Charles Burton Barber, Minna, c1873. Royal Collection Trust / © His Majesty King Charles III 2023.

Moving into the 20th century, there are a couple of heartfelt paintings by Lucian Freud. He acquired his whippet, Pluto, in 1988, and made an etching and a painting of her as a pup that same year, the latter of which is included here, showing her asleep with her front paws casually crossed, different tones shaping her lean contours, and scratches into the surface of the paint (with the end of the brush?) highlighting the wave of her seal-like fur. Known for his human subjects, which comprise the most part of his body of work, Freud, in an interview in 2002, said: “I like people to look as natural and physically at ease as animals, as Pluto my whippet.” Clearly a devoted dog-parent, he made another painting, in 2003, showing a simple grave marker amid mulched autumn leaves: a searing and poignant statement as to the pain and magnitude of the loss of a dog.

The agony of loss is shown to work both ways, too, once more by Landseer, in his affectionate painting The Old Shepherd’s Chief Mourner (c1837), in which the dog holds a vigil by his master’s bedside, resting his chin tenderly on the blanket. (I have to say, this utterly lovable habit of perching the chin is one of my favourites in Parsley’s repertoire.) Additionally, in this moving section on death, there are several intricate brooches and cravat pins, some with portraits of the deceased pets, and some also with a lock of fur.



David Hockney, Dog Painting 19, 1995. © David Hockney. Photo: Richard Schmidt Collection / The David Hockney Foundation.

The most contemporary inclusion in the exhibition is a room of paintings by David Hockney of his dachshunds, Stanley and Boodgie, made over a two-year period beginning in 1994. Hockney set up easels at different heights around his house, with canvas and palette at the ready, so he could take his place and make a speedy sketch, whenever his duo of muses took position. The result is a wonderful array of lovable and cheeky snapshots, capturing the truth in the statement: “It’s a dog’s life.” Of his project, Hockney wrote: “I make no apologies for the apparent subject matter … these two dear little creatures are my friends … They’re like little people to me. The subject wasn’t dogs but my love of the little creatures.”

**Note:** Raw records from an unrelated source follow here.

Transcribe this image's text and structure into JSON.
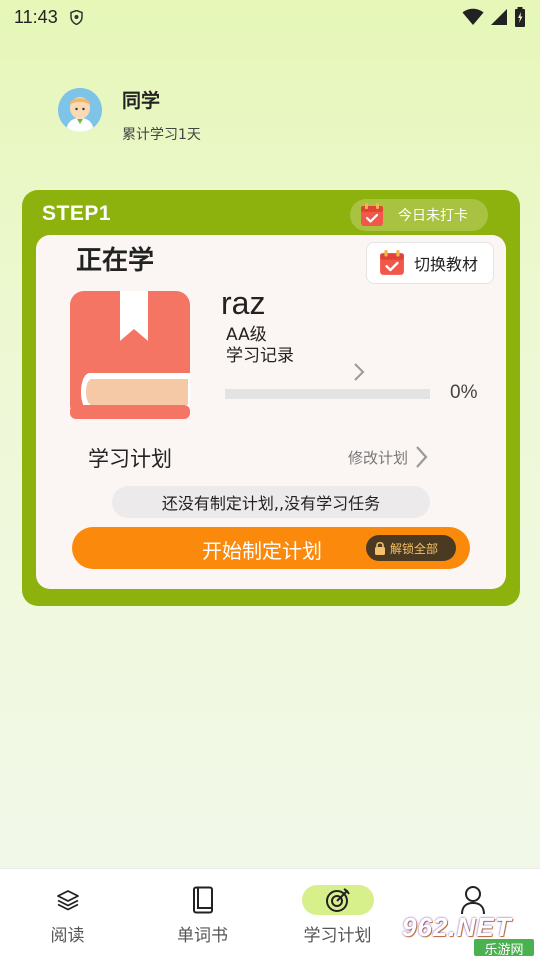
{
  "status_bar": {
    "time": "11:43"
  },
  "profile": {
    "name": "同学",
    "subtitle": "累计学习1天"
  },
  "step": {
    "label": "STEP1",
    "checkin_text": "今日未打卡",
    "section_title": "正在学",
    "switch_button": "切换教材",
    "book": {
      "title": "raz",
      "level": "AA级",
      "record_link": "学习记录",
      "progress_text": "0%",
      "progress_value": 0
    },
    "plan_label": "学习计划",
    "modify_plan": "修改计划",
    "plan_note": "还没有制定计划,,没有学习任务",
    "start_button": "开始制定计划",
    "unlock_label": "解锁全部"
  },
  "nav": {
    "items": [
      {
        "label": "阅读",
        "icon": "layers-icon"
      },
      {
        "label": "单词书",
        "icon": "book-icon"
      },
      {
        "label": "学习计划",
        "icon": "target-icon"
      },
      {
        "label": "",
        "icon": "person-icon"
      }
    ],
    "active_index": 2
  },
  "watermark": {
    "text": "962.NET",
    "sub": "乐游网"
  },
  "colors": {
    "accent_green": "#8db10d",
    "orange": "#fb8a0c",
    "book_red": "#f47563"
  }
}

So, is this exhibition just an excuse for kitsch sentimentality? You might argue I am biased, but, equally, I could, as an art historian, take this negative stance. I won’t, though, for much as this is a show that will make you smile, and perhaps even utter an “awww”, it is also well researched and curated, and it explores a relationship significant in so many artists’ and patrons’ – and, indeed, visitors’ – lives. With Hockney also speaking on the audio guide, a second audio guide, with paw prints as markers, specifically for children, and drawing activities based on Hockney also available, there is certainly the expectation that this will appeal as a family exhibition, and hopefully this will prove to be the case. If it can act as an introduction to art for those who might not otherwise feel a connection, this is surely a good thing. It’s just a shame that Parsley will be the only canine family member who gets to tag along.